Tal preocupação vai ao encontro de índices apontados por Moraes (2009) que merecem
relevo no presente artigo. Conforme o autor, mais de 90% dos municípios não possuem
sala de cinema, teatros, museus ou centros culturais, além disso, apenas 5% da
população vão regularmente ao cinema; cerca de 94% jamais viram uma exposição de
arte e o que é ainda mais drástico: 600 municípios não têm uma biblioteca ao menos.
Com índices tão deprimentes não é de surpreender, mesmo que soe elitista, que o Brasil
seja campeão de acesso a sites de relacionamento pouco representativos em termos
educativos ou de construção de uma consciência crítica cidadã.
Moraes (2009) traz novamente indicadores sobre a realidade da comunicação e cultura
nas nações em desenvolvimento, dessa vez a análise recai sobre o mundo virtual e
conforme o estudioso, descompassos de ordem socioeconômica e tecnológica chegam
ao ciberespaço. Enquanto Estados Unidos e Europa concentram 67% dos internautas, a
América Latina, que reúne 8% da população mundial e contribui com 7% do produto
interno bruto mundial, conta com pouco mais de 4% dos usuários.

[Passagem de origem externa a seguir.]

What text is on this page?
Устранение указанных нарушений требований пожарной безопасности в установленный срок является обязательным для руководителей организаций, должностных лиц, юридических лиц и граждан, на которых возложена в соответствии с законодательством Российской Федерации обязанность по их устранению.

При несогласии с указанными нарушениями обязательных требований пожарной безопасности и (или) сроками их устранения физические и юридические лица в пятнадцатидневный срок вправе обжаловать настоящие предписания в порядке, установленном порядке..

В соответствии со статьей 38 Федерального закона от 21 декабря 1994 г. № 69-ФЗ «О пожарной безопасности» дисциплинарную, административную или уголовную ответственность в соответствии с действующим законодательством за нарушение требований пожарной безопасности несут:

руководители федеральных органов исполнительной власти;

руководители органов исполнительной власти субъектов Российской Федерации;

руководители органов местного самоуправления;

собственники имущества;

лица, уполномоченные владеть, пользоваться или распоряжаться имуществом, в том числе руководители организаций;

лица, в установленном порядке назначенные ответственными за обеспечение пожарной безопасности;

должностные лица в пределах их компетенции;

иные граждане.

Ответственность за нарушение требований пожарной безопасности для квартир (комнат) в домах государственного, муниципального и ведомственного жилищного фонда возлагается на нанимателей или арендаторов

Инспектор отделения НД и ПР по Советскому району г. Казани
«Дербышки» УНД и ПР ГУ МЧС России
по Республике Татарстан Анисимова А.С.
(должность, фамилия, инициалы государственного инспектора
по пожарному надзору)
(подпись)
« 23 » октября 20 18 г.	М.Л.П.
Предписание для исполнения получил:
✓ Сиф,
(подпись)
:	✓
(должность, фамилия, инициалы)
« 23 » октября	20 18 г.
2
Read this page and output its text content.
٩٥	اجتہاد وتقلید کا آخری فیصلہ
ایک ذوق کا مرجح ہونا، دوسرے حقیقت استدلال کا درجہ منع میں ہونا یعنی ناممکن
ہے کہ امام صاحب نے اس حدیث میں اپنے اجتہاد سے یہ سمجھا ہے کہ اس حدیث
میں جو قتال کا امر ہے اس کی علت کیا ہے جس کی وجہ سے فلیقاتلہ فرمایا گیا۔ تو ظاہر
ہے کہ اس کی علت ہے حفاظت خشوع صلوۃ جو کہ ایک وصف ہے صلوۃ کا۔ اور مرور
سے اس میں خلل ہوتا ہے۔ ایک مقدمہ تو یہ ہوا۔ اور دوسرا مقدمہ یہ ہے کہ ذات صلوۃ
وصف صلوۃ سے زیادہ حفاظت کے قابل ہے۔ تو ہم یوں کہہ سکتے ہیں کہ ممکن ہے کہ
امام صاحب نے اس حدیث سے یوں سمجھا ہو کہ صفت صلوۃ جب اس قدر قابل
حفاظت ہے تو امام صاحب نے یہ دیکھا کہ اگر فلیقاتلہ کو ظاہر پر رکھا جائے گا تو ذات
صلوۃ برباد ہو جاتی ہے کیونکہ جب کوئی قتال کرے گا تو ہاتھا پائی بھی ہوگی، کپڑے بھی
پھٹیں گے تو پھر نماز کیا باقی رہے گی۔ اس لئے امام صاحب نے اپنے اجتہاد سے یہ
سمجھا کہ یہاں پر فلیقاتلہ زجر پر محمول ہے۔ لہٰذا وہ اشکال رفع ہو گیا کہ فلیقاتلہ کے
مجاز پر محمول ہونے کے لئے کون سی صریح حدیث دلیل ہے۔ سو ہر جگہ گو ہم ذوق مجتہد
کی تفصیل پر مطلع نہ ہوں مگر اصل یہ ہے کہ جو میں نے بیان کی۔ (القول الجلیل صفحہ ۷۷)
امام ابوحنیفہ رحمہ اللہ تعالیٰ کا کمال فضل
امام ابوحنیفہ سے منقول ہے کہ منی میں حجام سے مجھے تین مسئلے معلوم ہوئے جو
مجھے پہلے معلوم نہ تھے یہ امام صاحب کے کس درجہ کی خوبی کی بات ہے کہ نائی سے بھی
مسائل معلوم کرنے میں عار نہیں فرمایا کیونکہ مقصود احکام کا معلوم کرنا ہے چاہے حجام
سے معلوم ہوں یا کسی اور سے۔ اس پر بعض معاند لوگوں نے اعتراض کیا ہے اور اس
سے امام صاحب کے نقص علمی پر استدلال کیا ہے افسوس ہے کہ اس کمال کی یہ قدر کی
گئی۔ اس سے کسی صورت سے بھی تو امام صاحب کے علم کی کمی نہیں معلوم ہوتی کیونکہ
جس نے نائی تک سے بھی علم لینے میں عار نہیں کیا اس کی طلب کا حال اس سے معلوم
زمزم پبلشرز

Um breve panorama: na Finlândia, mais de 60% da população dispõem de internet (a
maioria com acesso à banda larga), índice compatível à realidade espanhola, na
Nicarágua 2,7%, Cuba 2,1%, Paraguai 3,9%. No Brasil, apesar do crescimento ao
acesso, apenas 2% dos mais pobres têm acesso à rede, 10% dos mais ricos usufruem até
cincos vezes mais dos benefícios da rede do que os 40% mais pobres da população.
Moraes (2009; p. 84) faz uma pertinente análise acerca das novas mídias que ratifica o
equilíbrio buscado por este artigo desde o primeiro instante:
Não estou defendendo a ideia ingênua de que o planeta
high tech
produz embaraços e efeitos negativos. Sem dúvida as tecnologias
facultam novas modalidades de entretenimento e informação, e até
outras formas de intervenção política (a desenvoltura de movimentos
antiglobalização capitalista
na Internet não me deixa mentir)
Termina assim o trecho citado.